I just started a new job that is very demanding, yet financially rewarding. 

We have naturally reached that point in our relationship where the spark goes away, and I don't know where to begin to get it back. we have a huge combination of stressors that add up. Any suggestions? I've tried doing things like leaving him little love notes around the house, sending him sweet text messages..but he's sick of that it seems, or he is used to it and expects it. I also don't know what to do to make him feel special?


----------



## FirstYearDown (Sep 15, 2011)

Have you tried talking to your fiance about his feelings? It is hard for a non parent to understand the trials of raising children, especially a very sick toddler. Maybe your fiance feels like he is the last priority and he is shutting down because of it. I am not blaming you for that, just trying to make you see how he might be feeling. Of course, this is just speculation. I don't know the man.

Do you have enough money to get away for a night? That can do wonders. It doesn't have to be fancy hotel; bed and breakfasts are often cheaper and very romantic. Think about what his Love Language is and try to learn how to speak it. If you can't afford the getaway, how about a date?


----------



## LoveMouse (Apr 22, 2012)

You can't change his stress, nor can you remove it, he needs to reconize it and cope for himself.

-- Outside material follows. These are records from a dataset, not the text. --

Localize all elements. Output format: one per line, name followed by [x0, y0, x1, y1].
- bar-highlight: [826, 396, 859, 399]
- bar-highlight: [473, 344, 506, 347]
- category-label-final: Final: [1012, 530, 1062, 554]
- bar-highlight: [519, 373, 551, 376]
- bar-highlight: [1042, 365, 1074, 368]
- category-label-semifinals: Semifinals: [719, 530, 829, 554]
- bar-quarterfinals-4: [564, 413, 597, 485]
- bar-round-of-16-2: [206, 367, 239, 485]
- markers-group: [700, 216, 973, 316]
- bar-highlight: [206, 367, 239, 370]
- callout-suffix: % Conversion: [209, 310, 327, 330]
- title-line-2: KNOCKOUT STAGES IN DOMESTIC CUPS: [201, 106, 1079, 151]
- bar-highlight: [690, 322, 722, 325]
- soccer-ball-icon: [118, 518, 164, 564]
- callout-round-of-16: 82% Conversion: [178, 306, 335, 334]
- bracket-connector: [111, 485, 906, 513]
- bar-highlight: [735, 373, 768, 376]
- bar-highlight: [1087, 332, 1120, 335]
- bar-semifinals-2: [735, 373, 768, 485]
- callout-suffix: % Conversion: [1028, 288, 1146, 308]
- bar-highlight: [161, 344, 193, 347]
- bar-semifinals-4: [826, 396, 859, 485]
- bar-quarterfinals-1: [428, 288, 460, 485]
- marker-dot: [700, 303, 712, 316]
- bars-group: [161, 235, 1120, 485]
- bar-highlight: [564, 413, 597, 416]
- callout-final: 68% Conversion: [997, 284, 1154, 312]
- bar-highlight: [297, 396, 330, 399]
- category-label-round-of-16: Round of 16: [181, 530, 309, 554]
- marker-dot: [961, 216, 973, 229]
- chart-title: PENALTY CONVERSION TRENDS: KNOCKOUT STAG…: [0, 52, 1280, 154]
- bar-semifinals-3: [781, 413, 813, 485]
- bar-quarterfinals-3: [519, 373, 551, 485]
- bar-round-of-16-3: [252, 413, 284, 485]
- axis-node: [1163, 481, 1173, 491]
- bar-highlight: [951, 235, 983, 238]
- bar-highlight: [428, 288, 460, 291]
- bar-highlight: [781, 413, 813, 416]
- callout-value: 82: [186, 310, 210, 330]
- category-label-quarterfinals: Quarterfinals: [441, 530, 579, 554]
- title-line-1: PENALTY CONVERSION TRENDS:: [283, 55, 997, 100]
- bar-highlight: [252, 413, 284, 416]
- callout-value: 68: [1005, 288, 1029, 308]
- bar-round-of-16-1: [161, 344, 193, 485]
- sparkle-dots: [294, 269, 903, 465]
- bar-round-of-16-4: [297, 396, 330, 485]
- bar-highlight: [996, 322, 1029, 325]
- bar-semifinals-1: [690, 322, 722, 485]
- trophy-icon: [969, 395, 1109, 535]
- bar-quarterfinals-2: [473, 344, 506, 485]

Please don't get in the co~dependant role as it will destroy any chance you have. 
Stress~aint no drug that can make you happy and stress free. Pray. Everytime you feel stress or feel bad about ur life, cry out to the Lord, he will hear you, he will comfort you. I just went thru this a few weeks ago, I was angry, I was full of hate..I wanted the X to just care about her children as much as I do, I was telling the Assistant Pastor all about my anger, she told me to pray, I explained I'd have to pray all the time...she said "then pray w/o stopping, God will help you but you have to give him the chance." I did and it works, my anger, stress, and depression is all gone. Drugs are not the answer, on any level, even from a Dr. It's like Norco, the pain is still there, it just hides it for awhile.
Mouse


----------